Explanatory term [attribute name in Korp / attribute name in the xml file]

Descriptive metadata  
• Task ID [task id / task_id] Task ID in the corpus. A letter prefix (for a school) + T(ask) + a running number, e.g. WT14. Total of 8 unique tasks
• Datum [date / datum] Automatic Korp value, e.g. “2014-01-01”, in this case - a derivative of task_date. Datum is used by Korp search engine to create trend diagrams.
  inträdesprov A -HT12: 2012-08-30; VT13:2012-12-12
  mitterminsprov B –HT12: 2012-10-16; VT13:2013-03-20
  slutprov C –HT12: 2012-12-12; VT13:2013-05-21
  omprov D –HT12: 2013-01-10; VT13:2013-06-05
• Task date [task date / task_date] The year and week (year-week) when the essay was written, e.g. 2012-W44 (SW1203 data collected during 2012-2013)
• Course type / school form [school type / school_type] A generic description of the type of the school/education where essay has been collected from
  Universitetet
• Course level [course subject / course_subject] Behörighetsgivande kurs
• Grading scale [grading scale / grading_scale] CEFR (B1-C2)
Writing task details  
• Task type [task type / task_type] A: Inträdesuppsats (52 st)
  B: Mitterminsuppsats (41 st)
  C: Slutprovsuppsats (45 st)
  D: Omprov (3 st)
• Task - format [task format / task_format] Handwritten
• Task duration (in minutes) 210 minutes
• Text type / genre [genre / text_types] Argumenterande
• Task instructions yes, for some tasks
• Allowed aids None except handouts
• Tasks - subject / topic [task_subject / subject] E.g.

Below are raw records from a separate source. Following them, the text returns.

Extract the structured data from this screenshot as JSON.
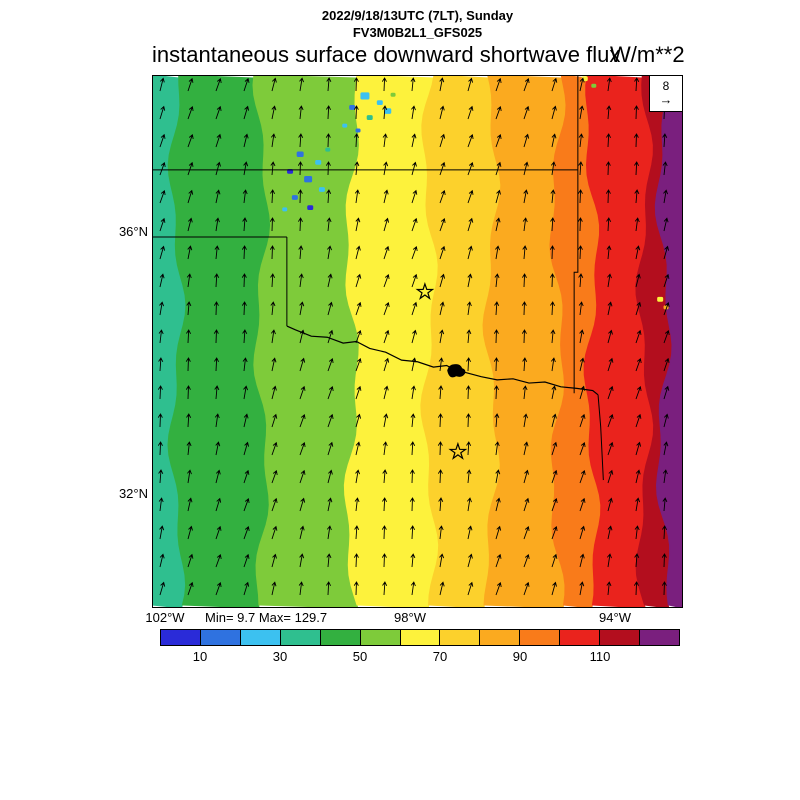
{
  "chart_data": {
    "type": "heatmap",
    "model_run": "2022/9/18/13UTC (7LT), Sunday",
    "model_id": "FV3M0B2L1_GFS025",
    "title": "instantaneous surface downward shortwave flux",
    "units": "W/m**2",
    "stats_label": "Min= 9.7 Max= 129.7",
    "min": 9.7,
    "max": 129.7,
    "wind_reference": "8",
    "x_axis": {
      "ticks": [
        "102°W",
        "98°W",
        "94°W"
      ]
    },
    "y_axis": {
      "ticks": [
        "36°N",
        "32°N"
      ]
    },
    "colorbar": {
      "tick_labels": [
        "10",
        "30",
        "50",
        "70",
        "90",
        "110"
      ],
      "segment_bounds": [
        0,
        10,
        20,
        30,
        40,
        50,
        60,
        70,
        80,
        90,
        100,
        110,
        120,
        130
      ],
      "segment_colors": [
        "#2a2bd8",
        "#2f72e0",
        "#3cc1f0",
        "#2fbf8f",
        "#33b040",
        "#7ecb3a",
        "#fdf23c",
        "#fcd12c",
        "#fbaa1f",
        "#f97b1a",
        "#ea231d",
        "#b30e1e",
        "#7a1f7e"
      ]
    },
    "map_bands": {
      "boundaries": [
        0,
        0.047,
        0.207,
        0.377,
        0.523,
        0.64,
        0.764,
        0.829,
        0.928,
        0.964,
        1
      ],
      "colors": [
        "#2fbf8f",
        "#33b040",
        "#7ecb3a",
        "#fdf23c",
        "#fcd12c",
        "#fbaa1f",
        "#f97b1a",
        "#ea231d",
        "#b30e1e",
        "#7a1f7e"
      ],
      "values": [
        "30-40",
        "40-50",
        "50-60",
        "60-70",
        "70-80",
        "80-90",
        "90-100",
        "100-110",
        "110-120",
        ">120"
      ]
    },
    "borders": {
      "kansas_south": [
        [
          0,
          0.178
        ],
        [
          0.802,
          0.178
        ]
      ],
      "northeast_vertical": [
        [
          0.802,
          0
        ],
        [
          0.802,
          0.178
        ]
      ],
      "oklahoma_east": [
        [
          0.802,
          0.178
        ],
        [
          0.802,
          0.37
        ],
        [
          0.795,
          0.37
        ],
        [
          0.795,
          0.597
        ]
      ],
      "panhandle_south": [
        [
          0,
          0.304
        ],
        [
          0.254,
          0.304
        ]
      ],
      "texas_oklahoma_100w": [
        [
          0.254,
          0.304
        ],
        [
          0.254,
          0.471
        ]
      ],
      "texas_east": [
        [
          0.84,
          0.6
        ],
        [
          0.845,
          0.66
        ],
        [
          0.85,
          0.76
        ]
      ]
    },
    "river": [
      [
        0.254,
        0.471
      ],
      [
        0.27,
        0.478
      ],
      [
        0.3,
        0.49
      ],
      [
        0.33,
        0.492
      ],
      [
        0.36,
        0.503
      ],
      [
        0.385,
        0.5
      ],
      [
        0.41,
        0.513
      ],
      [
        0.44,
        0.52
      ],
      [
        0.47,
        0.535
      ],
      [
        0.5,
        0.538
      ],
      [
        0.53,
        0.548
      ],
      [
        0.555,
        0.545
      ],
      [
        0.571,
        0.554
      ],
      [
        0.59,
        0.558
      ],
      [
        0.62,
        0.566
      ],
      [
        0.65,
        0.572
      ],
      [
        0.68,
        0.57
      ],
      [
        0.71,
        0.578
      ],
      [
        0.74,
        0.576
      ],
      [
        0.77,
        0.585
      ],
      [
        0.8,
        0.588
      ],
      [
        0.83,
        0.592
      ],
      [
        0.84,
        0.6
      ]
    ],
    "lake": {
      "x": 0.571,
      "y": 0.554
    },
    "stars": [
      {
        "x": 0.514,
        "y": 0.407
      },
      {
        "x": 0.576,
        "y": 0.707
      }
    ],
    "speckles": [
      {
        "x": 0.401,
        "y": 0.041,
        "s": 9,
        "c": "#3cc1f0"
      },
      {
        "x": 0.429,
        "y": 0.053,
        "s": 6,
        "c": "#3cc1f0"
      },
      {
        "x": 0.377,
        "y": 0.062,
        "s": 6,
        "c": "#2f72e0"
      },
      {
        "x": 0.444,
        "y": 0.069,
        "s": 7,
        "c": "#3cc1f0"
      },
      {
        "x": 0.41,
        "y": 0.081,
        "s": 6,
        "c": "#2fbf8f"
      },
      {
        "x": 0.363,
        "y": 0.096,
        "s": 5,
        "c": "#3cc1f0"
      },
      {
        "x": 0.454,
        "y": 0.038,
        "s": 5,
        "c": "#7ecb3a"
      },
      {
        "x": 0.388,
        "y": 0.105,
        "s": 5,
        "c": "#2f72e0"
      },
      {
        "x": 0.279,
        "y": 0.15,
        "s": 7,
        "c": "#2f72e0"
      },
      {
        "x": 0.313,
        "y": 0.165,
        "s": 6,
        "c": "#3cc1f0"
      },
      {
        "x": 0.26,
        "y": 0.182,
        "s": 6,
        "c": "#2a2bd8"
      },
      {
        "x": 0.294,
        "y": 0.197,
        "s": 8,
        "c": "#2f72e0"
      },
      {
        "x": 0.32,
        "y": 0.216,
        "s": 6,
        "c": "#3cc1f0"
      },
      {
        "x": 0.269,
        "y": 0.231,
        "s": 6,
        "c": "#2f72e0"
      },
      {
        "x": 0.298,
        "y": 0.25,
        "s": 6,
        "c": "#2a2bd8"
      },
      {
        "x": 0.25,
        "y": 0.253,
        "s": 5,
        "c": "#3cc1f0"
      },
      {
        "x": 0.331,
        "y": 0.141,
        "s": 5,
        "c": "#2fbf8f"
      },
      {
        "x": 0.815,
        "y": 0.008,
        "s": 6,
        "c": "#fdf23c"
      },
      {
        "x": 0.832,
        "y": 0.021,
        "s": 5,
        "c": "#7ecb3a"
      },
      {
        "x": 0.957,
        "y": 0.422,
        "s": 6,
        "c": "#fdf23c"
      },
      {
        "x": 0.968,
        "y": 0.437,
        "s": 5,
        "c": "#fbaa1f"
      }
    ],
    "wind": {
      "spacing": 28,
      "length": 13
    }
  }
}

Yttrandefrihet
• Lessontext_topic [lessontext_topic / lessontext_topic] Topics in accordance with COCTAILL taxonomy https://www.aclweb.org/anthology/W14-3510.pdf. N/A for SW1203
• Task_url links where available
  Ett brev till politikerna i kommunen: handout
  Det goda livet: handout
  Internet som mötesplats: handout
  Traditioner och traditioners betydelse:
  Familjtyper (handout N/A)
  Turism (handout N/A)
  Yttrandefrihet (handout N/A)
  Engelska som världsspråk (handout N/A)

2.4 Essay metadata

Explanatory term [attribute name in Korp / attribute name in the xml file]

Descriptive metadata  
• Essay ID [essay ID / essay_id] Essay ID consists of a student ID (e.g. W1) + task ID (e.g. WT1) == W1WT1
• Essays per student [uppsatser/student / nr_essay_student] numbers 1-5, indicating “recurrent” (longitudinal) students if the value is 2 or above. For example, “2” means that there are 2 essays written by that particular student
  1 essay/student => 5
  2 essays/student => 28
  3 essays/student => 96
  4 essays/student => 12
• CEFR level [proficiency level / cefr_level] B1 => 40 essays
  B2 => 71 essays
  C1 => 23
  C2 => 7
• Grade [grade / grade] In SW1203 grade and CEFR level are the same
• Full text [full text / svala_link] A link to the full essay that opens in SVALA annotation tool
Additional attributes A few attributes that are present in other SweLL subcorpora, and have been added to each SweLL subcorpus for the sake of interoperability.
• Result on the writing assignment [written proficiency / written_result] TISUS-attribute
• Reading comprehension 1 / LF1 [reading comprehension (result), part 1 / lf1_result] TISUS-attribute
• Reading comprehension 2 / LF2 [reading comprehension (result), part 2 / lf2_result] TISUS-attribute
• Reading comprehension, sum [reading comprehension (sum) / lf_sum] TISUS-attribute
• Oral proficiency [oral proficiency / oral_result] TISUS-attribute
• Final grade [final grade / final_grade] TISUS-attribute

2.5 School metadata

Explanatory term [attribute name in Korp / attribute name in the xml file]

Description  
School ID [source / source] Letter W for SW1203; a unversity course for prospective students, preparatory before TISUS exam
Approximate level [approximate level / approximate_level] Level assigned based on the type of course, roughly split into A:Beginners, B:Intermediate and C:Advanced, with additional marker “Fortsättning” (i.e. Continuation) added where necessary. Note the the order of the two descriptors always come in the alphabetical order, thus sometimes taking form of “Forsättning, Nybörjare” (i.e. Continuation, Beginner)